HERETO, the parties agree as follows:
GRANT OF LICENSE
In consideration of 5,100,000 shares of STEROIDEGENESIS INHIBITORS, INC. Common Stock, a 3-5%
licensing fees on ANTICORT net sales (on a sliding scale), and $250,000 to be paid, if and when
STEROIDEGENESIS INHIBITORS, INC. would successfully conclude a private/IPO financing of 5MM or
more, CORTISOL MEDICAL RESEARCH, INC. grants to STEROIDEGENESIS INHIBITORS, INC.
exclusive, world wide license to ANTICORT, an anti-AIDS drug, developed by CMR, together with all
technology, and the know-how related to the use of ANTICORT.
STEROIDEGENESIS INHIBITORS, INC., at its own expense, shall file and pursue patent(s) application(s) on
ANTICORT, which said patent(s) to be issued in DR. ALFRED T. SAPSE'S name, but to be used by
STEROIDEGENESIS INHIBITORS, INC. for the duration of said patents, or seventeen years after the
issuance of the patents.
TRANSFER OF RIGHTS
This Agreement shall be binding on any successors of the parties.

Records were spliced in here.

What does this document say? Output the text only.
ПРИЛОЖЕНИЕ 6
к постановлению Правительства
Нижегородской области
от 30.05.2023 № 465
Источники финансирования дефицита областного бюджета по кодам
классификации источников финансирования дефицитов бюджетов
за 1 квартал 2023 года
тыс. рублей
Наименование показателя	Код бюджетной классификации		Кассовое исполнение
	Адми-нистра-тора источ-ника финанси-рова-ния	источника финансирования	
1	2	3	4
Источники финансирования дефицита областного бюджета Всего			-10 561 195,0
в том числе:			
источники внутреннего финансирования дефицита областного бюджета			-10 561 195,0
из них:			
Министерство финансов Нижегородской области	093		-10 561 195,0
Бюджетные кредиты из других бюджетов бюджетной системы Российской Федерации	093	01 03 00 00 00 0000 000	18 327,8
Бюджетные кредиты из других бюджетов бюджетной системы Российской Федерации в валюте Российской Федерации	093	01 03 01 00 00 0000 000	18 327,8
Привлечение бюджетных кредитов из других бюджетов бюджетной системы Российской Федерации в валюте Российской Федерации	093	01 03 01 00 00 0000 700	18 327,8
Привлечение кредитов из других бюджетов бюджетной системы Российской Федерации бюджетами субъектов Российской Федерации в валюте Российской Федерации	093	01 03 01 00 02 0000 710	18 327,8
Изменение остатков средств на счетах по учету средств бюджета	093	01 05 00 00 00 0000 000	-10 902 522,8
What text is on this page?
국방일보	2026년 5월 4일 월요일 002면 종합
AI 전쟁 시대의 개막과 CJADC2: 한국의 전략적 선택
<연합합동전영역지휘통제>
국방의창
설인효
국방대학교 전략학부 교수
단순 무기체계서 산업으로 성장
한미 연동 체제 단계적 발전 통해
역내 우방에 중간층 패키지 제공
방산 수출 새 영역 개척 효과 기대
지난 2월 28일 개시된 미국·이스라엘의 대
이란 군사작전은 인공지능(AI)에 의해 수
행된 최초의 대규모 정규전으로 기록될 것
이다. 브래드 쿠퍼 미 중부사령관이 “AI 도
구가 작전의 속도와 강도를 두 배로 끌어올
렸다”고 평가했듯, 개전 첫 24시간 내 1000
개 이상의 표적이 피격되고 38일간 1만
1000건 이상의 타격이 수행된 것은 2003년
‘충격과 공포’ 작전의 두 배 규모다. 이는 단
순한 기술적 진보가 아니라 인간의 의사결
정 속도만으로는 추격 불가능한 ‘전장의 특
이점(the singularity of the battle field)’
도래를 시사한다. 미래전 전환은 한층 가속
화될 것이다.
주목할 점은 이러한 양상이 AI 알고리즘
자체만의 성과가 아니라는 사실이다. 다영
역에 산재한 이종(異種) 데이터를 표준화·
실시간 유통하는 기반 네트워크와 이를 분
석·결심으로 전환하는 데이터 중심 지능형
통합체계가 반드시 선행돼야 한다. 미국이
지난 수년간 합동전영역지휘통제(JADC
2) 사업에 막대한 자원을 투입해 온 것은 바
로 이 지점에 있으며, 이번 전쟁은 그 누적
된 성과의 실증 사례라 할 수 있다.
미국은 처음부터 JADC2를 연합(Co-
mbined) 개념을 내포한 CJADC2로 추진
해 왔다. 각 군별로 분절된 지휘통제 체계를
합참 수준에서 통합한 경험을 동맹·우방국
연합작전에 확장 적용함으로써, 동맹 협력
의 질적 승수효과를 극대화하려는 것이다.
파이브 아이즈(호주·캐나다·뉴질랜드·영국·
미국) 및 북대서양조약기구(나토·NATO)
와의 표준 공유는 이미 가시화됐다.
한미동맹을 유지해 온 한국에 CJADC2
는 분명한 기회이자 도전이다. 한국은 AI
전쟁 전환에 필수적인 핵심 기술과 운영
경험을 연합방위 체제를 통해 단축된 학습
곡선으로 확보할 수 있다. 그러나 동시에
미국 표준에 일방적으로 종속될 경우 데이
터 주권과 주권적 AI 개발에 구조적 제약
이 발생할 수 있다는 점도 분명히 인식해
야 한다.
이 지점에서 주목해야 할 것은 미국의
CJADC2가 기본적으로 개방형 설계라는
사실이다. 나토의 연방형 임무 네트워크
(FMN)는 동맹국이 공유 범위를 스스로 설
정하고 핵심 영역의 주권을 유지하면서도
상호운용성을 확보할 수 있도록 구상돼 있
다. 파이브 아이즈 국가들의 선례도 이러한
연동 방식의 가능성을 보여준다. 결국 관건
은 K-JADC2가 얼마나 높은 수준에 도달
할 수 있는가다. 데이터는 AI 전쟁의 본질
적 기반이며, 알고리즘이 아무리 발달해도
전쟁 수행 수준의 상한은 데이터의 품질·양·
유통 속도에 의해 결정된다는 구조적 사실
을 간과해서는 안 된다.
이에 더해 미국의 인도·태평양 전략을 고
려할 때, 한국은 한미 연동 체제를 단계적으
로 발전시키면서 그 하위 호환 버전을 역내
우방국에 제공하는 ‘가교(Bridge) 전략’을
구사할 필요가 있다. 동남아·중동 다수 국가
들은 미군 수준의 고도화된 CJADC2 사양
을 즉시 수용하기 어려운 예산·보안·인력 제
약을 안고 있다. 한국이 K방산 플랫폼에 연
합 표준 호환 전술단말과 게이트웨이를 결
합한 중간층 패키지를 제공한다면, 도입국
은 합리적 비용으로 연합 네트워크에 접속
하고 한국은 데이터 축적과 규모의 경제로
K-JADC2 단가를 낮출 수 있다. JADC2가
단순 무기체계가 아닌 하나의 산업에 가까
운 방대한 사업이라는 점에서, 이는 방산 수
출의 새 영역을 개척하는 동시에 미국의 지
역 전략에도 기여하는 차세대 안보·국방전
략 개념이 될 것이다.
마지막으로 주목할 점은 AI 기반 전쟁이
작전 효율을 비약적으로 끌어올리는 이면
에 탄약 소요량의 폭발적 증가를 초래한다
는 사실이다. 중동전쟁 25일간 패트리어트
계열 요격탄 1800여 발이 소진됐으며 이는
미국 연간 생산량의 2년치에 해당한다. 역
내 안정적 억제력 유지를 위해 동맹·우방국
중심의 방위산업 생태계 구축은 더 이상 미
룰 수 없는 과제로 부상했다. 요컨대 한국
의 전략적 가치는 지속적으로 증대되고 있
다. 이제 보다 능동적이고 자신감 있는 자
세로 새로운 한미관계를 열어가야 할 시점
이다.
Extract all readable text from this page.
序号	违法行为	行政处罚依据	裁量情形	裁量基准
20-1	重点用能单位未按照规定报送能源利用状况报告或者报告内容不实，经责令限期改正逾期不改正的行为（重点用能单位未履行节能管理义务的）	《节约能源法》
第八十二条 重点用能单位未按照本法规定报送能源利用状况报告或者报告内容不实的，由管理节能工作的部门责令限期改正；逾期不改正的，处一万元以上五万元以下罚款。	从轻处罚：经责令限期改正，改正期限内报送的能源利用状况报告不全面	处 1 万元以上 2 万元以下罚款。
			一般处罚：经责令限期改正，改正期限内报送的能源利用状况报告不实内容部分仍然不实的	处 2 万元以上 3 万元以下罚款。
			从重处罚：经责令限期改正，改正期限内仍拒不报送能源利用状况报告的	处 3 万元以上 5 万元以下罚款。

This Agreement contains the entire agreement of the parties and there are no other promises or conditions in any
other agreement whether oral or written. This Agreement supersedes any prior written or oral agreements
between the parties.
This Agreement may be modified or amended, if the amendment is made in writing and is signed by both parties.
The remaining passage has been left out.